1367P - Predictive clinical characteristics for body weight gain in patients treated with alectinib: Analyses of J-ALEX, ALUR, and ML29453

Background

Alectinib has emerged as one of the anaplastic lymphoma kinase (ALK) directed therapy of choice in patients with advanced ALK+ non-small cell lung cancer (NSCLC). Body weight gain is a side effect reported in 12% of patients, caused by an increased amount of body fat. Baseline waist circumference has been found to be a positive predictor of the increase in visceral adipose tissue. We hypothesize that baseline body mass index (BMI) is positively associated with body weight gain.

Methods

Individual data from patients treated with alectinib were obtained via Vivli data-sharing platform. Studies with body weight data were selected. All body weight measurements during the first year of treatment were included. A mixed-effects model with random intercept was conducted to assess the trend of % change in body weight over time and to explore the effect of baseline characteristics on % change in body weight from baseline.

Results

Three prospective trials with body weight data were eligible (J-ALEX, ALUR, ML29453). All 309 patients were included in the analysis. During the first year of treatment, 2632 measurements of body weight were documented. Data from J-ALEX (n=103) was analyzed separately, as reference values for BMI differ between Japanese and Western populations. Percent change in body weight increased significantly over time in the mixed-model analyses in both J-ALEX (β = 0.48, p < 0.001) and ALUR/ML29453 (β = 0.31, p = 0.001). In the ALUR/ML29453 dataset there was an association between baseline albumin level and % change in body weight (β = 0.08, p = 0.003). A maximum body weight gain of ≥ 10% during the first year was observed in 23 patients (22.3%) in J-ALEX and 31 patients (15.0%) in ALUR/ML29453. Table: 1367P

Baseline characteristics

Conclusions

A significant and clinically relevant increase in body weight was observed in the first year of treatment with alectinib. Baseline BMI was not predictive for body weight gain. Informing patients before start of alectinib is strongly recommended.

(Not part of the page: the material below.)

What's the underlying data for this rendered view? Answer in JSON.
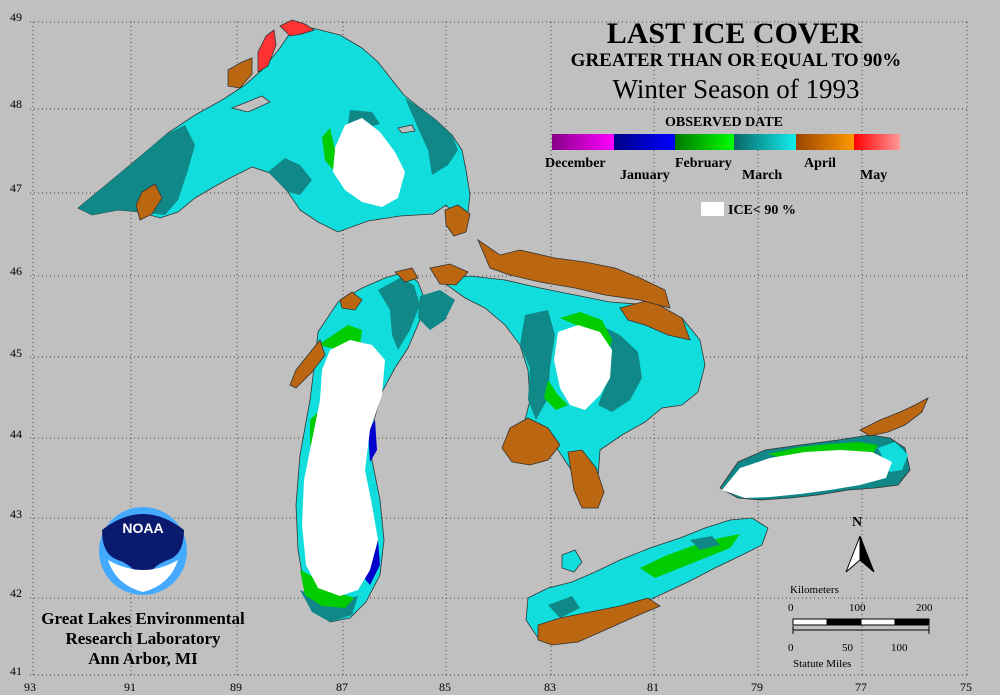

Clinical trial identification

Trials included in analysis: J-ALEX trial, JO28928, JapicCTI-132316 ML29453, NCT02271139 ALUR trial, MO29759, CT02604342.

Editorial acknowledgement

This abstract is based on research using data that has been made available through Vivli, Inc. Vivli has not contributed to or approved, and is not in any way responsible for, the contents of this publication.

Legal entity responsible for the study

The authors.

Funding

Has not received any funding.

Disclosure

R.H. Mathijssen: Financial Interests, Institutional, Research Grant, Investigator-initiated research: Astellas, Bayer, Cristal Therapeutics, Pfizer, Roche, Sanofi, Servier, Boehringer Ingelheim, Novartis; Financial Interests, Institutional, Coordinating PI: Pamgene. E.F. van Rossum: Financial Interests, Personal, Research Grant: ElisabethFoundation, ZonMW/NWO. A-M.C. Dingemans: Financial Interests, Institutional, Advisory Board: Roche, Sanofi, Amgen, Bayer, Boehringer Ingelheim; Financial Interests, Institutional, Invited Speaker: Takeda, Lilly, Jansen, Pfizer, AstraZeneca; Financial Interests, Institutional, Research Grant: Amgen; Financial Interests, Institutional, Local PI: Lilly, Amgen, Daiichi Sankyo, JNJ, Mirati; Financial Interests, Institutional, Coordinating PI: Roche; Financial Interests, Institutional, Steering Committee Member: Roche; Non-Financial Interests, Other, Chair EORTC lung cancer group: EORTC; Non-Financial Interests, Member: IASCL, ASCO, AACR. All other authors have declared no conflicts of interest.